Ah, but they do not make business sense! All of the things I have just cited as bad -- competing health systems and facilities in major marketplaces resulting in oversupply of some services, marketing to try to get people to come to your place instead of the other one – make perfect sense in a for-profit competitive business. And the things I said we need – provision of services that are currently in inadequate supply, provision of care to people who cannot access it, development of services for conditions with great need but generating little income, provision of services in less densely populated areas -- make little business sense. They are more likely to lose money than to make it – or certainly make less than something else the corporation could invest in. (I often find myself mis-typing “copro-ration”; maybe it is a Freudian slip?*)


The question is why we, as a society, allow healthcare to be a business, either directly for-profit or ostensibly not-for-profit (as most big health systems including academic health centers are) but operating by the same business principles (thus being essentially for-profits that don’t pay taxes, being the worst of both worlds!)? It is not the same as Ipana® vs Gleem®, or in current terms Crest® vs Aim®. It is not the same as Dodge vs Ford, or Burger King vs McDonalds, or Cheerios vs Kellogg’s Corn Flakes (or Cocoa Krispies vs. Count Chocula)! It is about your, and your family’s and friends’, health and lives. We accept it because some of us get, or think we will get if we need it, all the health care we need, and more. And this includes all the politicians, and pundits, and frankly news media – almost everyone in the upper- and upper-middle class. And the people who own stock in for-profits. And the politicians who benefit from the contributions of the non-profit as well as for-profit health care sector, and the power they wield as major employers in town. 

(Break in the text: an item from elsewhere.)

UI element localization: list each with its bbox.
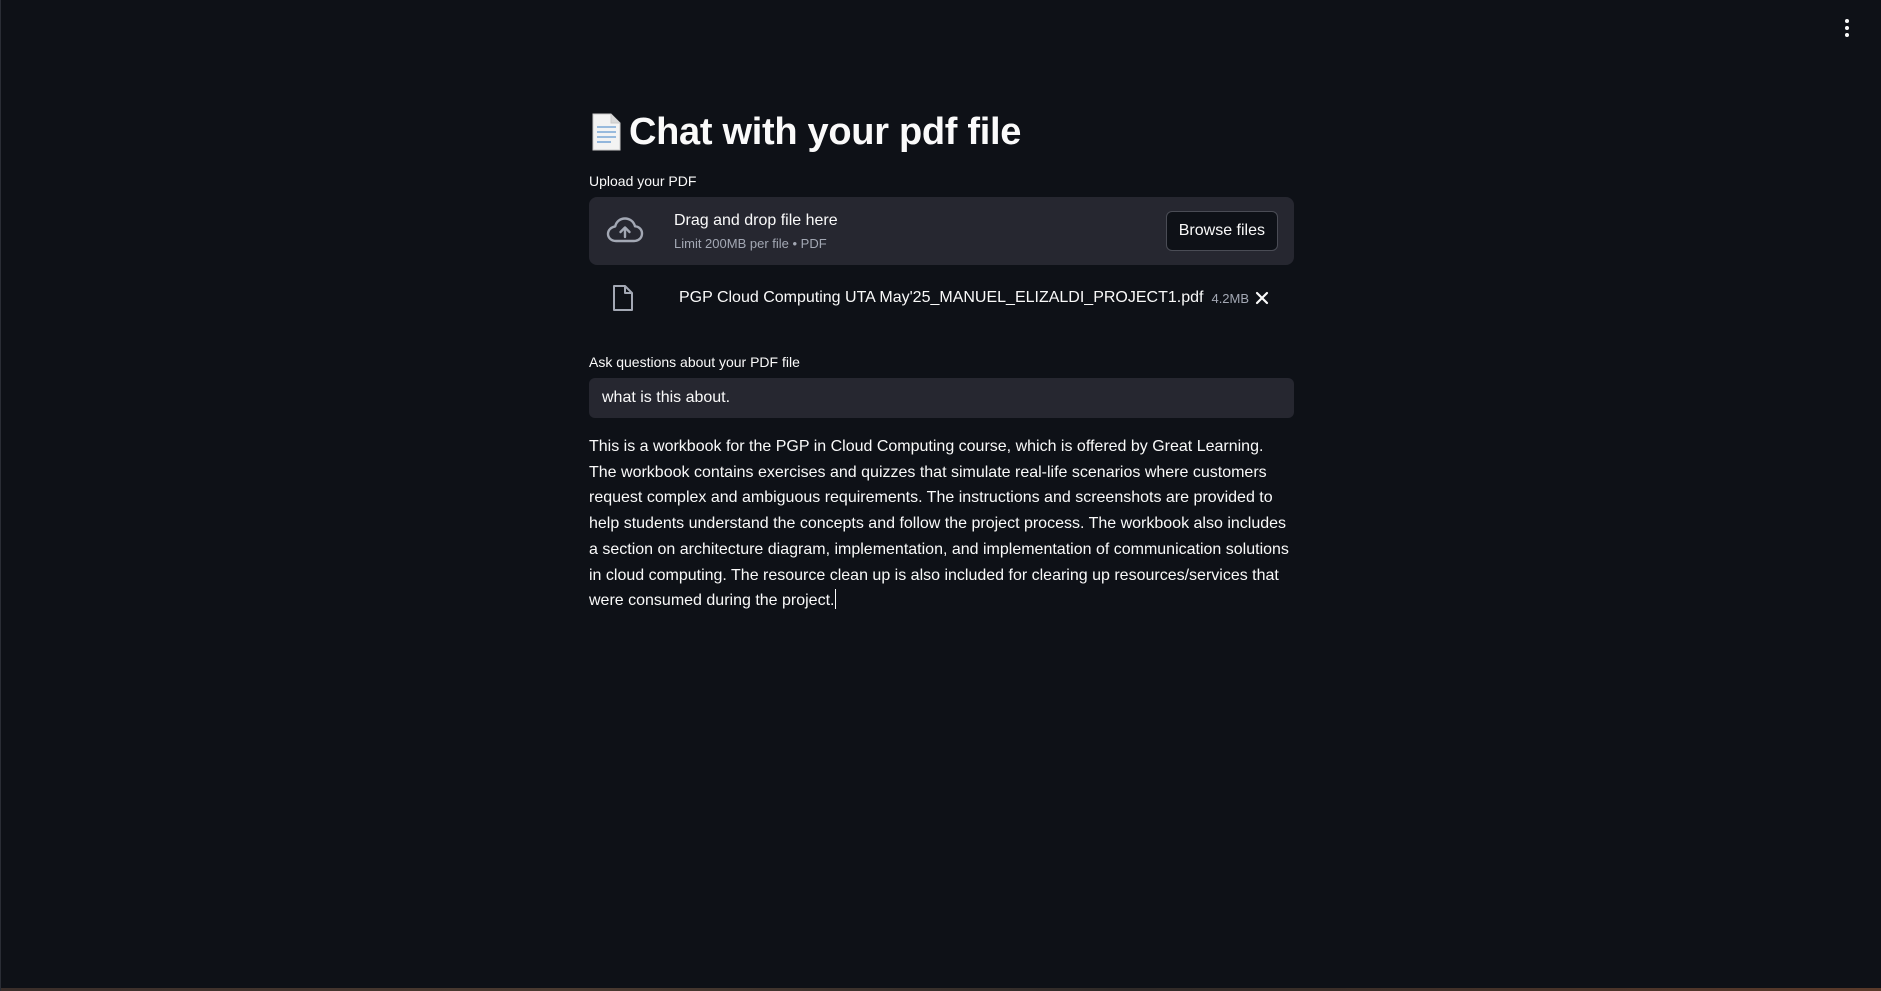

Of course, some of them will be surprised when they get sick, too. The people who can’t get care because they have no money or insurance, or crappy insurance, or have diseases the care for which are not well reimbursed, or maybe are just not our target market (let’s put our sports medicine clinic in the suburbs, and for goodness sake discourage old people with arthritis from coming in, we want the high school quarterback and his parents!). There are, of course, people who benefit. Rich people. Private equity companies and their investors, as described in the article by Gustafson, Seervai, and Blumenthal in “The Role of Private Equity in Driving up Health Care Prices”, in the Harvard Business Review.
 

It does not have to be this way. It is not this way in most countries, including most capitalist countries. (see, because I like it, One thing to NOT worry about: paying for health care -- in France, July 21, 2012).Those countries realize that the health of people is not a market commodity, but is a public service like roads and police and fire departments.


Maybe we’ll make the fire department for profit. Or the police. And they’ll only come if you have not only insurance, but the right kind of insurance, and have met your deductible (of course, in some neighborhoods it is kind of like that already…)


Or maybe, better yet, we can realize that our health is not something that should be dependent on a corporation making a profit.